Священник долацкой церкви, грубый и толстый Иво Янкович, учтиво и рассеянно выслушивал ее жалобы и стенания и утешал бездумно и небрежно, как утешают детей, говоря первое, что придет в голову, и повторяя, что человек должен все переносить кротко и смиренно, ибо и грязь и пыль тоже в конце концов божий дар.
– Впрочем, давно уже сказано: «Castis omnia casta». Для чистых сердцем все чисто, – перевел священник с бесцеремонностью, свойственной толстякам и старым монахам.
Напуганная и опечаленная всем окружающим госпожа фон Миттерер не выходила из дому, избегала людей, не желала даже смотреть на город. По целым дням, не снимая перчаток, сидела в кресле, покрытом белым чехлом, который часто меняли, и не позволяла никому даже близко подходить к себе. Но все равно ее преследовало ощущение, что она утопает в грязи, пыли и вонище.
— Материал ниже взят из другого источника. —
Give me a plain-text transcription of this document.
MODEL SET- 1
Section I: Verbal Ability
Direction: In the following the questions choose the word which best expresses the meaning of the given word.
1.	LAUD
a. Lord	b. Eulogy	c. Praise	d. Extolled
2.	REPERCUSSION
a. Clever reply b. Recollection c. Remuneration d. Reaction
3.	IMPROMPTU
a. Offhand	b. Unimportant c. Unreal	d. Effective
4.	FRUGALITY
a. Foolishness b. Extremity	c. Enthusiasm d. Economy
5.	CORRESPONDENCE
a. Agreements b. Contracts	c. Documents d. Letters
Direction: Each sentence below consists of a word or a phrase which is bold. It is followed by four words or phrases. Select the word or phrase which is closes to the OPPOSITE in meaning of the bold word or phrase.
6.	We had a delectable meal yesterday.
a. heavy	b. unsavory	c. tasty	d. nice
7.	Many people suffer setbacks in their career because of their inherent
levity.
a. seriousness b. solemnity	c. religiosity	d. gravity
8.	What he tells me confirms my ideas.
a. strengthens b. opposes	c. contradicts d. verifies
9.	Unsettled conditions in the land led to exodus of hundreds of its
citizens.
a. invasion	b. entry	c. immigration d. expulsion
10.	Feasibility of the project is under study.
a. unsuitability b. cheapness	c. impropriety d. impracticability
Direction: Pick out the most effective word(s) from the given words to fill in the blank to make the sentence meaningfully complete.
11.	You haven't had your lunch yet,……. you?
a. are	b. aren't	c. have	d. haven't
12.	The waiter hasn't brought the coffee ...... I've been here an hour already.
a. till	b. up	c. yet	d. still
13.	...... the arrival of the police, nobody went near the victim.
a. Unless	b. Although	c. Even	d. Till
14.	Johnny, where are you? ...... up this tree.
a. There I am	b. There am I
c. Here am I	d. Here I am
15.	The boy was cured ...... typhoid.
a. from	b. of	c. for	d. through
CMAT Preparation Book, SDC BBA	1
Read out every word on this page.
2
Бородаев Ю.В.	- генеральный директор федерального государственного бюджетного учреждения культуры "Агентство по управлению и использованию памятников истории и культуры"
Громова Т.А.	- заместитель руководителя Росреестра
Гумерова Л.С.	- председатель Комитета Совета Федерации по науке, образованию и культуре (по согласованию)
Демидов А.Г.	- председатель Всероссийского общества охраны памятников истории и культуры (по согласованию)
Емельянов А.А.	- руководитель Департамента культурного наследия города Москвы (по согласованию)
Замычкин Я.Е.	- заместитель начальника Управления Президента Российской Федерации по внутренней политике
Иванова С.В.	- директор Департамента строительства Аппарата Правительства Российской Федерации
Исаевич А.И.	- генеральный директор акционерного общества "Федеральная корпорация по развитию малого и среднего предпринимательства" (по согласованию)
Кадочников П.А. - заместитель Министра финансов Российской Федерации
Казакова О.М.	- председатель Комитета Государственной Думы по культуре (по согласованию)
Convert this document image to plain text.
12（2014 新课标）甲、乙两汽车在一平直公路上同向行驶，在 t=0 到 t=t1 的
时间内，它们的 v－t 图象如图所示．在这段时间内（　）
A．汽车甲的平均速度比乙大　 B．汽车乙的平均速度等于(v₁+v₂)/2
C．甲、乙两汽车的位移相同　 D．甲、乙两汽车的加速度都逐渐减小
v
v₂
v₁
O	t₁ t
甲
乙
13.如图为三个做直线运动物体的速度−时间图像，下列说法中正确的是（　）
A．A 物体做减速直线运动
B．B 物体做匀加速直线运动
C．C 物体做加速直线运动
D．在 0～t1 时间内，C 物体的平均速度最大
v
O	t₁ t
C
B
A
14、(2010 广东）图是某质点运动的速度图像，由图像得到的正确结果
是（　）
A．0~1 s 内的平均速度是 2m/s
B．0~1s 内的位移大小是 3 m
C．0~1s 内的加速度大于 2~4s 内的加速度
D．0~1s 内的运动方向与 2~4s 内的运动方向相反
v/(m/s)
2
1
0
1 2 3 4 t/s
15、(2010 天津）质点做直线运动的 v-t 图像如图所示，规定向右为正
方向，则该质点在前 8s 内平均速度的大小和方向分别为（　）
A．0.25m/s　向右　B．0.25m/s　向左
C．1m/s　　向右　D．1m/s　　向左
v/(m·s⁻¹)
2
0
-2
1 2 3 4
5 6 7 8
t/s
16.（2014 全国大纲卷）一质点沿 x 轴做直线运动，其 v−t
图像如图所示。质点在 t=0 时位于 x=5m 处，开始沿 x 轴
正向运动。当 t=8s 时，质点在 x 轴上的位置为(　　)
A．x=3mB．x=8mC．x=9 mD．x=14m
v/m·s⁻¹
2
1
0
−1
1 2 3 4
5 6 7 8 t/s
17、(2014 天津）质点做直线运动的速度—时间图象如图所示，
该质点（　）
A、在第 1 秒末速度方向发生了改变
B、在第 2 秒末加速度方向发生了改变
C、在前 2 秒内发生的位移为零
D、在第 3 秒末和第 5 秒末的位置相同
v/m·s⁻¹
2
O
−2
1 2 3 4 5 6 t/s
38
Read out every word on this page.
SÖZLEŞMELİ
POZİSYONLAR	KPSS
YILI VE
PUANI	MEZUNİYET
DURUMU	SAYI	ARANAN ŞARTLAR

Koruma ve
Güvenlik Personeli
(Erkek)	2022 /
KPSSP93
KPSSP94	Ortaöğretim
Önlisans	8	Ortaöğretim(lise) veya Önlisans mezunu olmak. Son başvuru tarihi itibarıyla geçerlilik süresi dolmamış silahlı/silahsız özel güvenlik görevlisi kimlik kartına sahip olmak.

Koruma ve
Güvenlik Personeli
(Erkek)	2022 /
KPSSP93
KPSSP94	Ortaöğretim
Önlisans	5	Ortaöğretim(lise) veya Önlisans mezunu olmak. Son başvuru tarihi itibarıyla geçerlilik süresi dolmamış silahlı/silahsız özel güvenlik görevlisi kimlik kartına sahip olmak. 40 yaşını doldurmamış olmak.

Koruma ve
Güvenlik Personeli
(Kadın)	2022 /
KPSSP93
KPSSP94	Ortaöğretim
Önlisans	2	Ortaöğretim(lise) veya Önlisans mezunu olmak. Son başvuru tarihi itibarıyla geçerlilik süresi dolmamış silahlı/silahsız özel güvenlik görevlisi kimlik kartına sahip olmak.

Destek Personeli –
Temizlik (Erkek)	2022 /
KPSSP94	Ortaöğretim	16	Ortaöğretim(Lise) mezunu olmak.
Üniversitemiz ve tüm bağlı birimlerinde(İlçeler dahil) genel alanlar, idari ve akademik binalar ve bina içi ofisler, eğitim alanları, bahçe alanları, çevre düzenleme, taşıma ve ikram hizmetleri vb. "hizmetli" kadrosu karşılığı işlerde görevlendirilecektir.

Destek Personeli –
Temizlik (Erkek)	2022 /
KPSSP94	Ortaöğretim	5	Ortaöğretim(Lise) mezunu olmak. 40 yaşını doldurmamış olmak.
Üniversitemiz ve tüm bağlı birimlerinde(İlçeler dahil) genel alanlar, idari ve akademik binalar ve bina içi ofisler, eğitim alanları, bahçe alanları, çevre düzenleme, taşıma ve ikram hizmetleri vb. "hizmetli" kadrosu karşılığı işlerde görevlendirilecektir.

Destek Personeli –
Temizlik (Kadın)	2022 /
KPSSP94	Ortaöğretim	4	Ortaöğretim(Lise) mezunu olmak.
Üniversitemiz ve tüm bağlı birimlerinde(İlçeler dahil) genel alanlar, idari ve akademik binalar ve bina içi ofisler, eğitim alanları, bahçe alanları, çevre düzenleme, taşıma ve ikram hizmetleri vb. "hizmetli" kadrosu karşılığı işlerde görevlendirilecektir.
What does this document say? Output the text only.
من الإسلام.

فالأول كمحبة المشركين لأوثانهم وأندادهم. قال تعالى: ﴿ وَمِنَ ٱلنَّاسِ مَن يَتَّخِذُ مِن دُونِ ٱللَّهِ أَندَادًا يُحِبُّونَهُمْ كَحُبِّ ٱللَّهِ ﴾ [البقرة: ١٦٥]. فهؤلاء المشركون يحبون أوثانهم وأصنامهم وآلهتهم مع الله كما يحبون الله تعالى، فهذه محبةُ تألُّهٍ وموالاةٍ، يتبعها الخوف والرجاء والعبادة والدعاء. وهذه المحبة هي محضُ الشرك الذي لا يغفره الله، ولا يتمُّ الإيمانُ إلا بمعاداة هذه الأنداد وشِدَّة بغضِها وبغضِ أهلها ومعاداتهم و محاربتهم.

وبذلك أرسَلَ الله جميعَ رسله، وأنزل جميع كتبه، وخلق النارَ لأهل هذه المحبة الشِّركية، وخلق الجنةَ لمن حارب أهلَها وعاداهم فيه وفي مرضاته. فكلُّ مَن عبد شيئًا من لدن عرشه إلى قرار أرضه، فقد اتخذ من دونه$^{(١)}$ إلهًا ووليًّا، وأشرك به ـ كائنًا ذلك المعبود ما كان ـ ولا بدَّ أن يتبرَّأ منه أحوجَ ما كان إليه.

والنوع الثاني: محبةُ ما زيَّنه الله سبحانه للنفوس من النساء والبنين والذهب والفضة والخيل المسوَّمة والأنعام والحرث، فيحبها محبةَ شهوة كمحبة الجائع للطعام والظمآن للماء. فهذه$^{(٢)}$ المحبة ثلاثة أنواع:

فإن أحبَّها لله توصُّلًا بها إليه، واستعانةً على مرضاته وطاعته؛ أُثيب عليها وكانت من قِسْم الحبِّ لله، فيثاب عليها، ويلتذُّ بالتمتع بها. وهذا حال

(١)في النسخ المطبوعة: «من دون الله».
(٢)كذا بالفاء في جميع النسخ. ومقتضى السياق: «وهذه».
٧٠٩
А когда муки становились невыносимыми, что бывало часто, она врывалась к мужу и, не давая ему работать, горестно упрекала его за то, что он завез их сюда, и, вся в слезах, требовала, чтобы они немедленно покинули эту грязную и несчастную страну.
И все это повторялось неоднократно, пока не вступала в действие сила привычки или пока одна мания не сменялась другой.
После генерального консула главной личностью в консульстве был переводчик и секретарь Никола Ротта (Rotta). Раньше он служил в земунском гарнизоне, и фон Миттерер взял его с собой в Травник.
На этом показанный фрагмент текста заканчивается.